Tumultos e morte marcam a busca por ingressos para Flu x Guarani

Um dia triste para o torcedor tricolor. Marcado pelo sofrimento, pela total desorganização da empresa contratada para comercializar os ingressos e pelo descaso das autoridades. E, infelizmente, trágico. Evangelista Martins Freire, de 52 anos, morreu após sofrer um infarto na fila formada nas Laranjeiras. Quem tentou comprar ingressos para a partida decisiva entre Fluminense e Guarani, nesta quarta-feira, enfrentou um cenário caótico. Foram 12 horas de confusão. Às 21h01m veio o anúncio de que os ingressos estavam esgotados.

As filas começaram a ser formadas na segunda-feira, quando ainda não havia qualquer informação oficial sobre preços e postos de venda. Mesmo com preços até 150% mais caros, os torcedores permaneceram plantados nos seis locais escolhidos – Engenhão, Laranjeiras, Gávea, Arena da Barra, São Cristóvão e Niterói – para tentar comprar um dos 30.170 bilhetes. Uma prova de amor ao clube carioca, que conquistou o título brasileiro pela última vez em 1984.

Mas o roteiro parecia ser o mesmo de todas as vezes em que uma grande decisão se anuncia no país sede da Copa do Mundo de 2014: cadeiras de praia, colchões, esperança e muito sofrimento. Tinha tudo para não dar muito certo. E não deu.
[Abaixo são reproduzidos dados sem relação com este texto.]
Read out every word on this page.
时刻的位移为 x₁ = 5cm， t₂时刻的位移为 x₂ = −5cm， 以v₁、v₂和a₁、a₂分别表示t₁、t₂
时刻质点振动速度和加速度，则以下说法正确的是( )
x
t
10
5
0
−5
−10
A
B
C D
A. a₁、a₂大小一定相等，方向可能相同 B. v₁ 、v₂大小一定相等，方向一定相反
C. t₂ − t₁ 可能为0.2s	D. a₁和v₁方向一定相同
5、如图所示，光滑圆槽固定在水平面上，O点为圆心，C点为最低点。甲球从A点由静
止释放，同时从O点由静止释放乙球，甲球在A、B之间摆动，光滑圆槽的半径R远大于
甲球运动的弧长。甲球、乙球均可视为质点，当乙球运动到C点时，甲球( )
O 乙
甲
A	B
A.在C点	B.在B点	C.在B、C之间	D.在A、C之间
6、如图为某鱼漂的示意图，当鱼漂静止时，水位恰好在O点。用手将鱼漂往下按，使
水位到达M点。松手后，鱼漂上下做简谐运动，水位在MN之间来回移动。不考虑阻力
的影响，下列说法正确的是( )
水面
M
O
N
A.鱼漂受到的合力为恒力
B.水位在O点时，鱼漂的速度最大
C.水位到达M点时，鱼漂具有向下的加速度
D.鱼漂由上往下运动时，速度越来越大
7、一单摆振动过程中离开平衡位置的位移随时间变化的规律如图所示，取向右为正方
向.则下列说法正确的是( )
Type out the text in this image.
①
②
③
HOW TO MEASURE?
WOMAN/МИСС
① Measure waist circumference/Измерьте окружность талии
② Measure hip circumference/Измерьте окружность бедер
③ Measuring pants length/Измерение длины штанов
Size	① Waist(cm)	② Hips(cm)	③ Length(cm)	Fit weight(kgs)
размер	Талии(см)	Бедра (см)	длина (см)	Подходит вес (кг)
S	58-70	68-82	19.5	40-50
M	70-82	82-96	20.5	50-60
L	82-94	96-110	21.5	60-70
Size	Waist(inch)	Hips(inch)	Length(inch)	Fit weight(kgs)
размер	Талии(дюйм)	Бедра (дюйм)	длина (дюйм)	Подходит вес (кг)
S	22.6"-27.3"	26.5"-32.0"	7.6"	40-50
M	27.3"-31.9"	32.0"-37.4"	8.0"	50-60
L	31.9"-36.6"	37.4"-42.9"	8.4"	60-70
A venda deveria começar às 9h da manhã desta quarta-feira. Mas problemas no sistema atrasaram a comercialização em alguns pontos do Rio de Janeiro. O nervosismo tomou conta dos torcedores. Principalmente em São Cristóvão e na Arena Olímpica da Barra. Veio o empurra-empurra, a gritaria, a confusão. Gente tentava furar as filas. Quem optou ficar em casa para tentar comprar pela Internet, se deu mal. A prometida venda pelo site Ingresso Fácil – anunciada pela diretoria tricolor – não aconteceu. Desde cedo o site ficou fora do ar, o que gerou muitas reclamações de torcedores nas redes sociais.